In early August, the Institute for Clinical and Economic Review (ICER) released a draft proposal of method adaptations to its value framework to be applied in the assessment of potential cures and other treatments that qualify as “single or short-term transformative therapies.” ICER states that while these proposed adaptations would not fundamentally alter ICER’s approach to value assessment, their intent would be to provide a reliable and transparent evaluation of novel breakthrough therapies, from the standpoint of uncertainty, value, and value-based pricing. As stated by Steven D Pearson, MD, MSc, president of ICER, in an official ICER press release (August 6, 2019), “many of these therapies are introduced with much higher levels of uncertainty about their long-term safety and effectiveness than standard treatments, and patients and insurers are being asked to pay extremely high prices upfront for the promise of long-term benefit.”
While ICER’s effort to stay ahead of the “break-through curve” should be commended, it is worth considering whether this unmet need is being fulfilled. For example, looking at the recent approval of two novel medications used to treat spinal muscular atrophy (SMA), we know that the most recently approved medication is a single dose infusion, which has been labeled as the single most expensive medication ever approved. The first medication—approved in late 2018—is an intrathecal injection every 4 months.
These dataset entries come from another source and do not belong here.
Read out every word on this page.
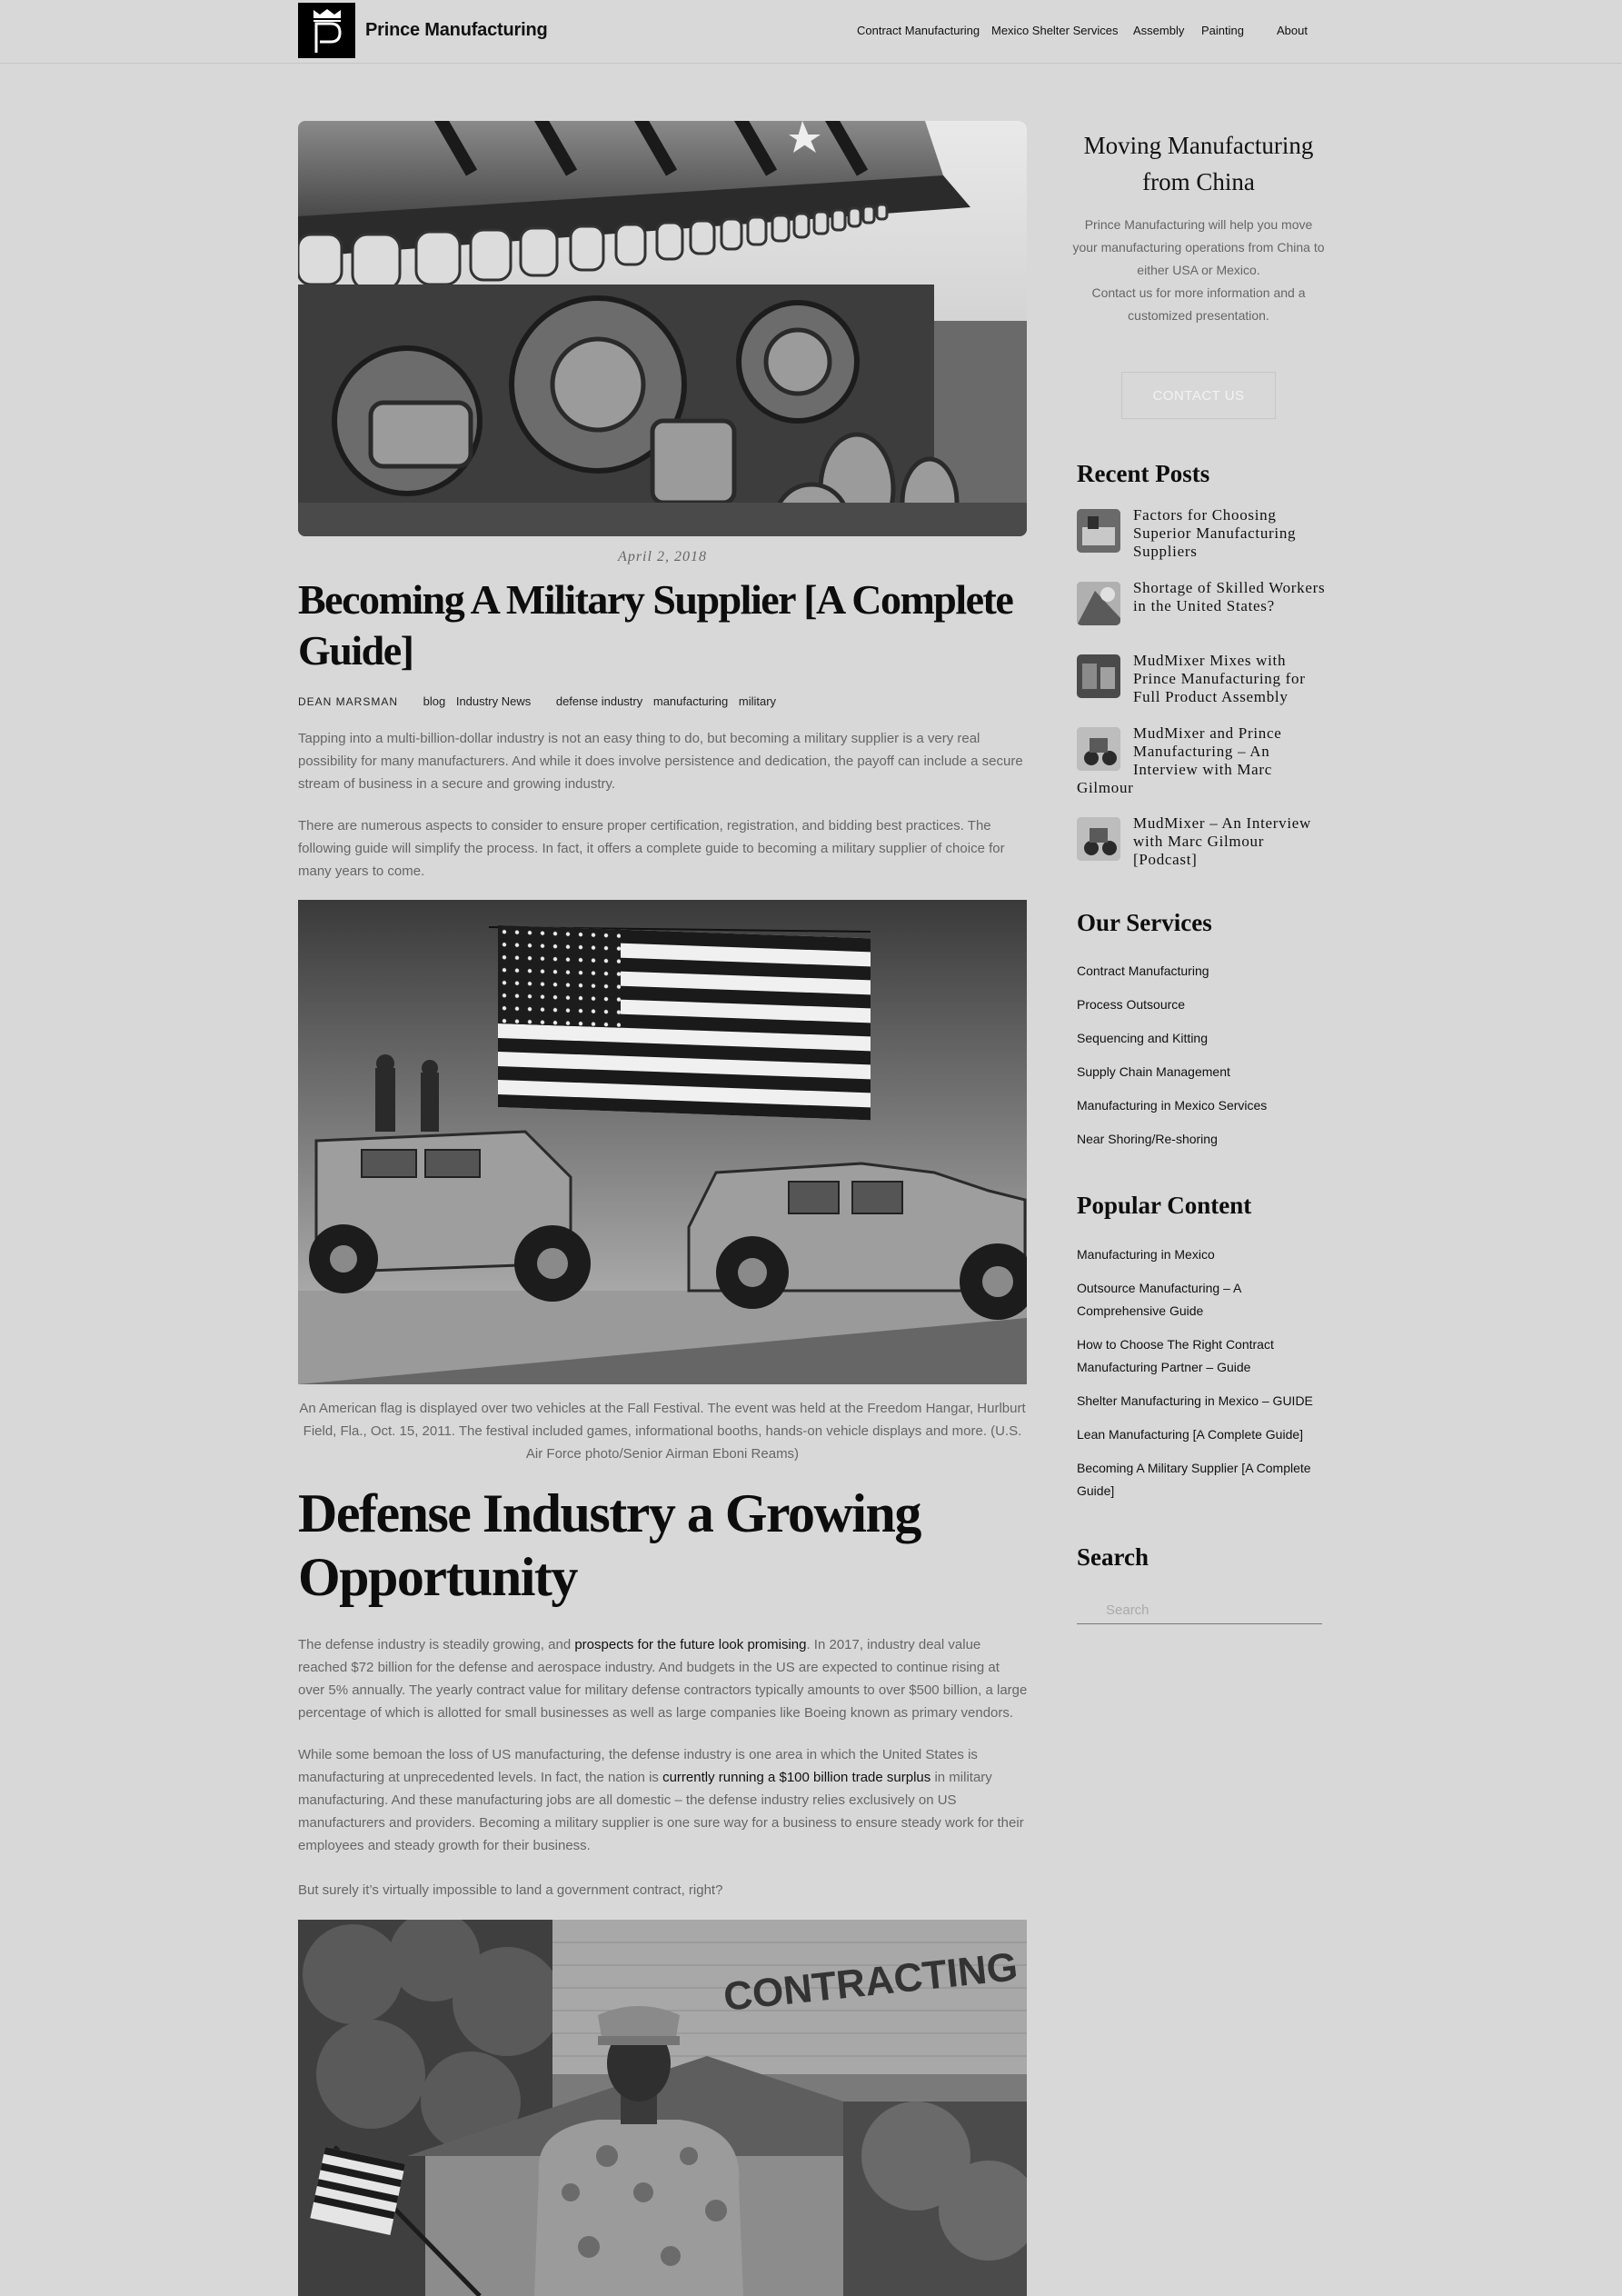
Prince Manufacturing	Contract Manufacturing Mexico Shelter Services Assembly Painting	About
April 2, 2018
Becoming A Military Supplier [A Complete Guide]
DEAN MARSMAN blog Industry News defense industry manufacturing military

Tapping into a multi-billion-dollar industry is not an easy thing to do, but becoming a military supplier is a very real possibility for many manufacturers. And while it does involve persistence and dedication, the payoff can include a secure stream of business in a secure and growing industry.

There are numerous aspects to consider to ensure proper certification, registration, and bidding best practices. The following guide will simplify the process. In fact, it offers a complete guide to becoming a military supplier of choice for many years to come.

An American flag is displayed over two vehicles at the Fall Festival. The event was held at the Freedom Hangar, Hurlburt Field, Fla., Oct. 15, 2011. The festival included games, informational booths, hands-on vehicle displays and more. (U.S. Air Force photo/Senior Airman Eboni Reams)
Defense Industry a Growing Opportunity

The defense industry is steadily growing, and prospects for the future look promising. In 2017, industry deal value reached $72 billion for the defense and aerospace industry. And budgets in the US are expected to continue rising at over 5% annually. The yearly contract value for military defense contractors typically amounts to over $500 billion, a large percentage of which is allotted for small businesses as well as large companies like Boeing known as primary vendors.

While some bemoan the loss of US manufacturing, the defense industry is one area in which the United States is manufacturing at unprecedented levels. In fact, the nation is currently running a $100 billion trade surplus in military manufacturing. And these manufacturing jobs are all domestic – the defense industry relies exclusively on US manufacturers and providers. Becoming a military supplier is one sure way for a business to ensure steady work for their employees and steady growth for their business.

But surely it’s virtually impossible to land a government contract, right?

CONTRACTING
Moving Manufacturing from China
Prince Manufacturing will help you move your manufacturing operations from China to either USA or Mexico.
Contact us for more information and a customized presentation.
CONTACT US
Recent Posts
Factors for Choosing Superior Manufacturing Suppliers
Shortage of Skilled Workers in the United States?
MudMixer Mixes with Prince Manufacturing for Full Product Assembly
MudMixer and Prince Manufacturing – An Interview with Marc Gilmour
MudMixer – An Interview with Marc Gilmour [Podcast]
Our Services
Contract Manufacturing
Process Outsource
Sequencing and Kitting
Supply Chain Management
Manufacturing in Mexico Services
Near Shoring/Re-shoring
Popular Content
Manufacturing in Mexico
Outsource Manufacturing – A Comprehensive Guide
How to Choose The Right Contract Manufacturing Partner – Guide
Shelter Manufacturing in Mexico – GUIDE
Lean Manufacturing [A Complete Guide]
Becoming A Military Supplier [A Complete Guide]
Search
Search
It is important to consider that SMA is a rare disease. The clinical trials were small and study populations were very narrow. Both medications were given breakthrough status by the Food and Drug Administration and the follow-up periods were 24-36 months. One trial was stopped early due to the interim results. These drugs are “transformative,” especially when symptoms are present in infants less than 6 months of age. While there is some benefit to mortality and motor impairment in children developing symptoms later in life, current methods to measure an impact to the quality of life are not able to come close to demonstrating cost-effectiveness.
The ICER evaluation for transformative therapies in SMA should almost come as no surprise. Simply stated, in all scenarios, neither medication met the standard quality-adjusted life year (QALY) cost-effectiveness threshold nor did they meet the modified QALY threshold for rare diseases. In all scenarios, neither medication met the cost-effective threshold using the live years (LY) gained analysis, which was utilized to provide a broader perspective of cost-effectiveness. The weakness of the two analyses is that the utility component of the QALY is either not sensitive enough to show an impact on the quality of life, or there is not enough data to be able to confidently project the extension of life. Even from the aspect of looking at the cost per LY gained, it was not clear how the life extension projections were determined.
In short, the data is too limited. Therapies that are deemed “transformative” often are released with little doubt of their clinical benefit because of the title “transformative.” These novel therapies will be expensive, and under the current value assessment framework (which is not likely to change) we will never see any cost-effective analysis meeting thresholds. The studies are few and small. In the end, if these therapies are truly “transformative” with few alternative treatment options, payers will have little option but to cover the treatment, even if for a very specific and selection population supported by limited data. Furthermore, it is worth mentioning that while the current “buzz” to pay for these therapies is value-base arrangements, we do not have the systems in place to execute a true value-based contract.
ICER should continue to refine the value-assessment framework, focusing on the “utility” portion of the equation, and more specifically on the quality of life impact. Additionally, ICER should focus the value-assessment in other areas that are cost consuming while avoiding the most obvious cost-effective treatment strategy (ie, costly chronic diseases and specialty medication therapeutic areas). These areas are where payers struggle to manage care and control costs. In the case of a rare diseases, payers have to provide coverage due to the lack of other treatment options.
For now, the QALY of transformative therapies is definitely not sensitive nor sophisticated enough to demonstrate any impact as a result of treatment. Thus, we may never see a transformative therapy demonstrating cost-effectiveness. With this thought in mind, are these therapies just simply priced too high?